Митька Перстень и ухом не повел, держа путь прямо к домнам, где хлопотали работные.
Чуя беду, приказчик бросился ему наперерез, хватил вороного за повод. Что было силы он закричал стражникам, стоявшим у заплота:
— Что зенки лупите? Залетели вороги в западню! Вяжи их!
Демидовские стражники бросились к вершникам.
— Прочь с дороги! — закричал на них Перстень. — Не видишь, что ли? Мы посланцы царя Петра Федоровича, везем сюда государев манифест.
— Вишь ты, что за посланцы такие от покойного царя! Воры это, вяжи их! — заорал приказчик и, схватив Перстня за полу, потащил его с коня.
Сытые мордастые стражники накинулись на конников, с боем стащили их, мигом обезоружили.

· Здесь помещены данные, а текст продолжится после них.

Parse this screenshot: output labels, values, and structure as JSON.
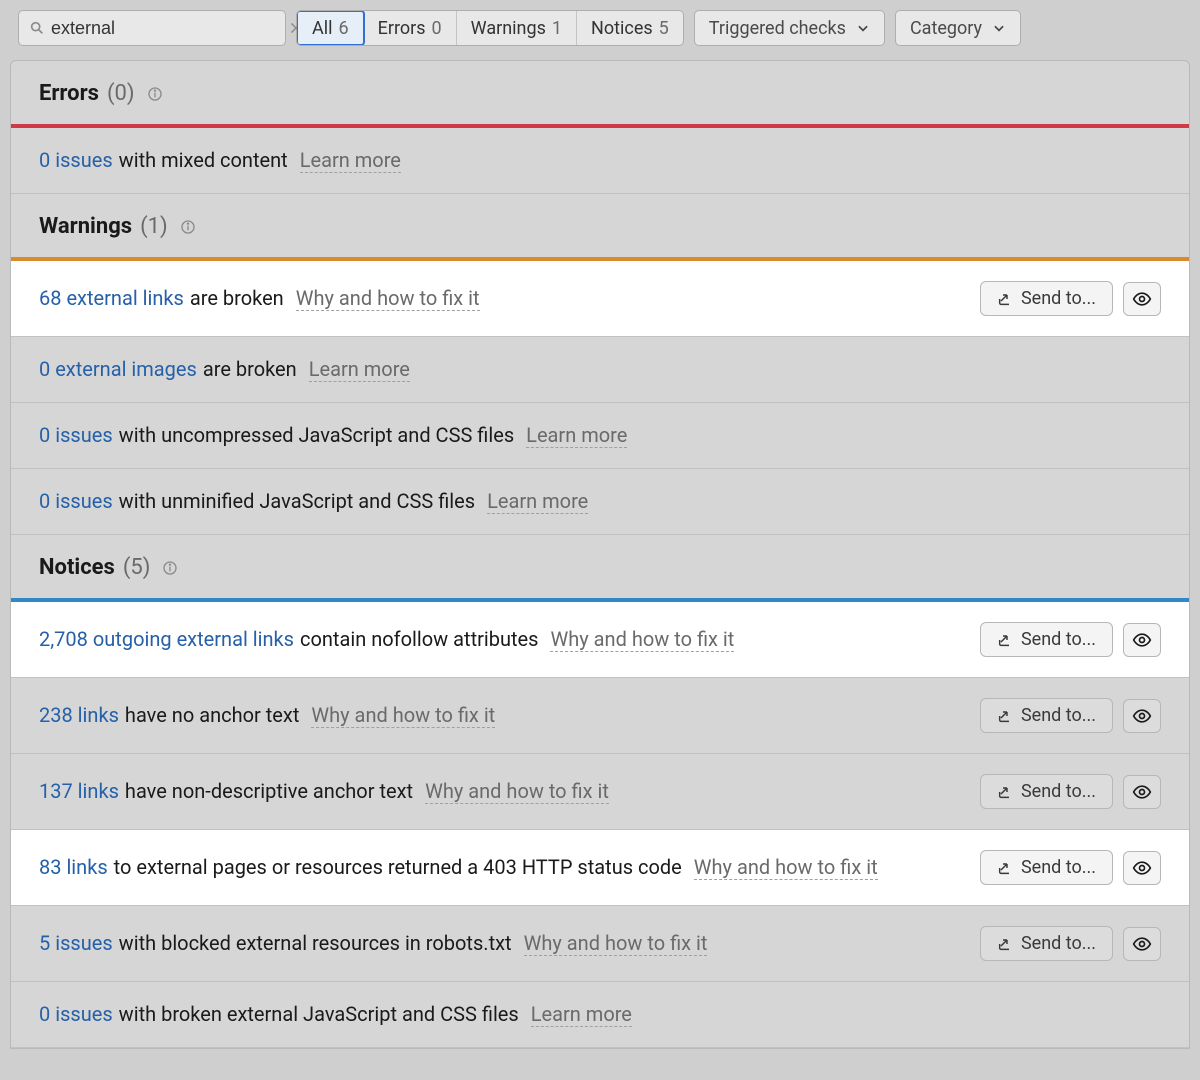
{
  "toolbar": {
    "search_value": "external",
    "tabs": [
      {
        "label": "All",
        "count": "6",
        "active": true
      },
      {
        "label": "Errors",
        "count": "0",
        "active": false
      },
      {
        "label": "Warnings",
        "count": "1",
        "active": false
      },
      {
        "label": "Notices",
        "count": "5",
        "active": false
      }
    ],
    "triggered_label": "Triggered checks",
    "category_label": "Category"
  },
  "sections": {
    "errors": {
      "title": "Errors",
      "count": "(0)"
    },
    "warnings": {
      "title": "Warnings",
      "count": "(1)"
    },
    "notices": {
      "title": "Notices",
      "count": "(5)"
    }
  },
  "rows": {
    "e1": {
      "link": "0 issues",
      "desc": "with mixed content",
      "hint": "Learn more"
    },
    "w1": {
      "link": "68 external links",
      "desc": "are broken",
      "hint": "Why and how to fix it"
    },
    "w2": {
      "link": "0 external images",
      "desc": "are broken",
      "hint": "Learn more"
    },
    "w3": {
      "link": "0 issues",
      "desc": "with uncompressed JavaScript and CSS files",
      "hint": "Learn more"
    },
    "w4": {
      "link": "0 issues",
      "desc": "with unminified JavaScript and CSS files",
      "hint": "Learn more"
    },
    "n1": {
      "link": "2,708 outgoing external links",
      "desc": "contain nofollow attributes",
      "hint": "Why and how to fix it"
    },
    "n2": {
      "link": "238 links",
      "desc": "have no anchor text",
      "hint": "Why and how to fix it"
    },
    "n3": {
      "link": "137 links",
      "desc": "have non-descriptive anchor text",
      "hint": "Why and how to fix it"
    },
    "n4": {
      "link": "83 links",
      "desc": "to external pages or resources returned a 403 HTTP status code",
      "hint": "Why and how to fix it"
    },
    "n5": {
      "link": "5 issues",
      "desc": "with blocked external resources in robots.txt",
      "hint": "Why and how to fix it"
    },
    "n6": {
      "link": "0 issues",
      "desc": "with broken external JavaScript and CSS files",
      "hint": "Learn more"
    }
  },
  "buttons": {
    "send_to": "Send to..."
  }
}
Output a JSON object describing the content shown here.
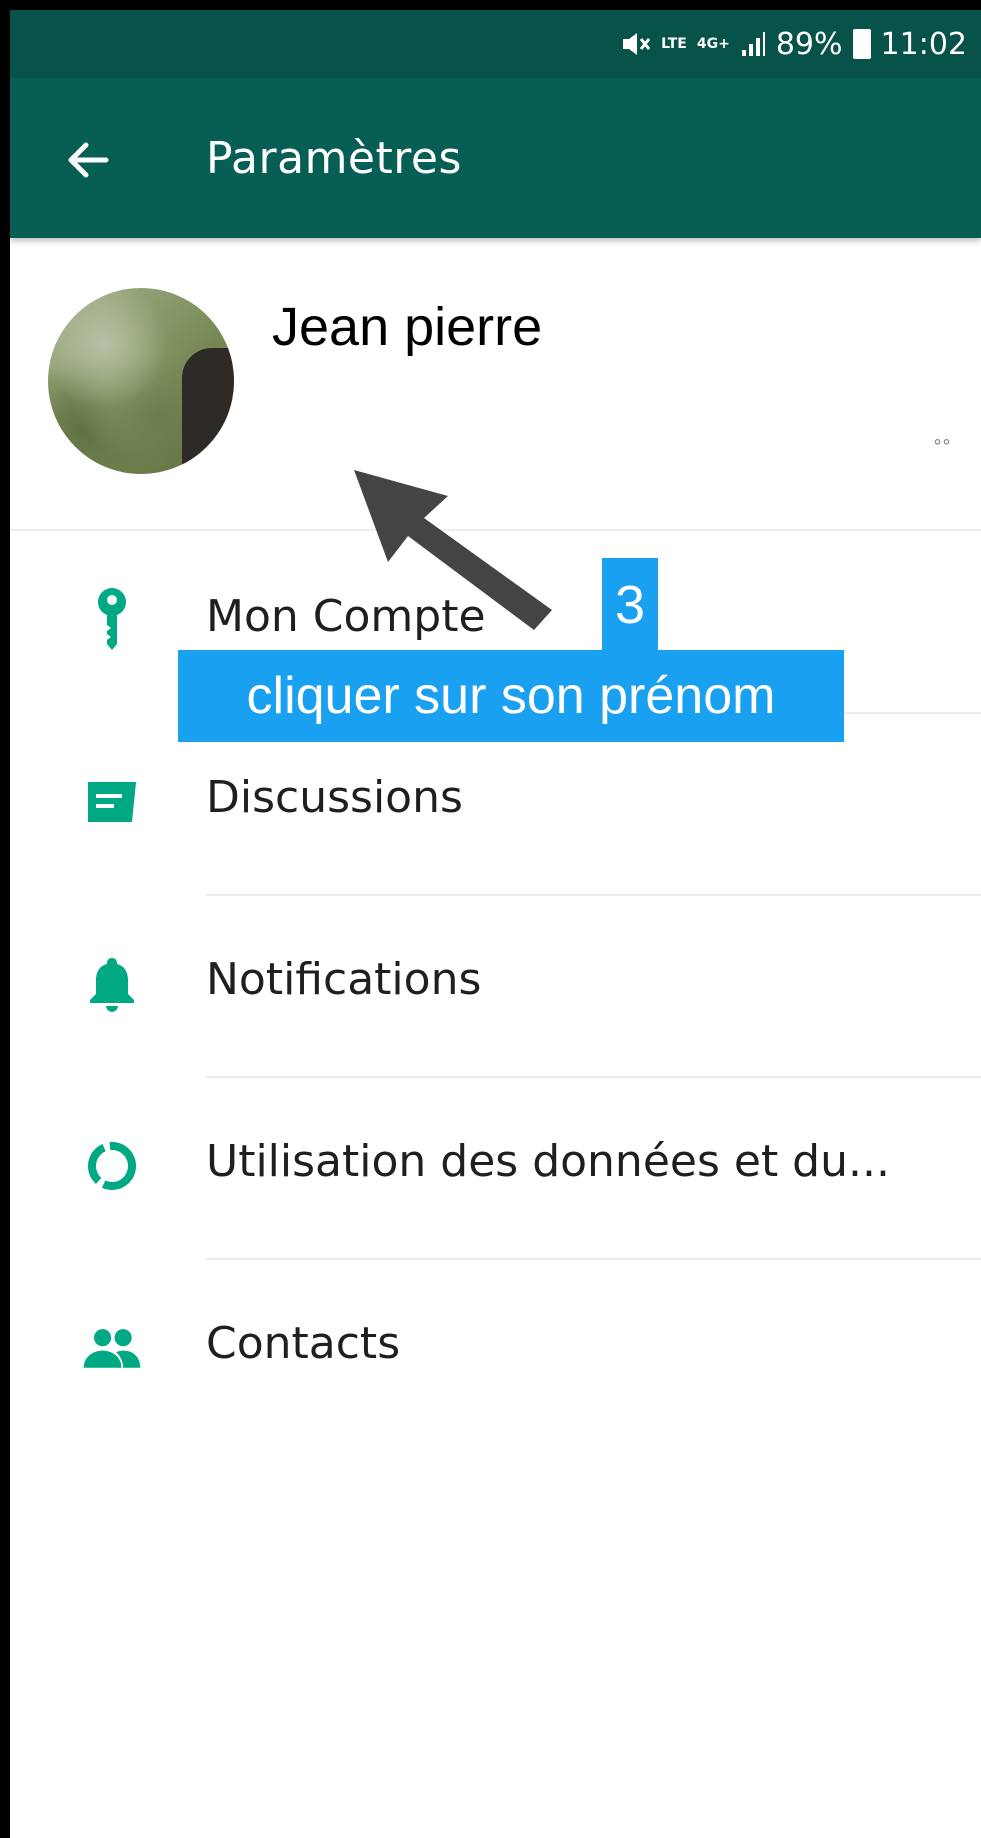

— Ну-ка, в подтюремок сих посланцев! — насмехаясь, подбодрил стражников Селезень. — Пусть там очухаются да признают, кто они!
Стражники силком увлекли Перстня и отца Савву к подтюремку и втолкнули их в узилище. Загремел запор.
— Вот и все. Отгулялись! — вздохнул поп. — Неужто погибать нам от руки сего супостата?
— Рано запечаловался, поп! Повремени! — отозвался Перстень. — Ложись на земельку, кулак под голову да подреми.
Оба прилегли рядышком, обогревая друг друга дыханием, и, утомленные дальней дорогой, забылись в тяжкой полудреме.
Над горами засинел вечер. С низкого пухлого неба припорашивал мягкий снежок. Мокрая ворона перелетела через тын, важно шагая, наследила на пороше тонкий узор и, взмахнув крылом, улетела прочь. Ничем не нарушимая тишина простерлась кругом. Только в полутемных каменных цехах, утонувших в сугробах, редко и глухо ударял молот.
И откуда только прознал мастерко Голубок про незваных гостей? Он тихонько пробрался к набатному колоколу и стал изо всей силы звонить. Мгновенно проснулись снежные просторы, отозвались лиловые дали, в литейных всполошились работные.
Из конторы выскочил взбешенный Селезень и накинулся на Голубка:
— Ты что, сдурел, старый филин? Пошто булгачишь народ? Прочь отсюда!
Мастерко, не выпуская веревки, закричал приказчику:
— Беги, ирод, пока можно! Это ты сдурел, демидовский пес, а я ведаю, что роблю!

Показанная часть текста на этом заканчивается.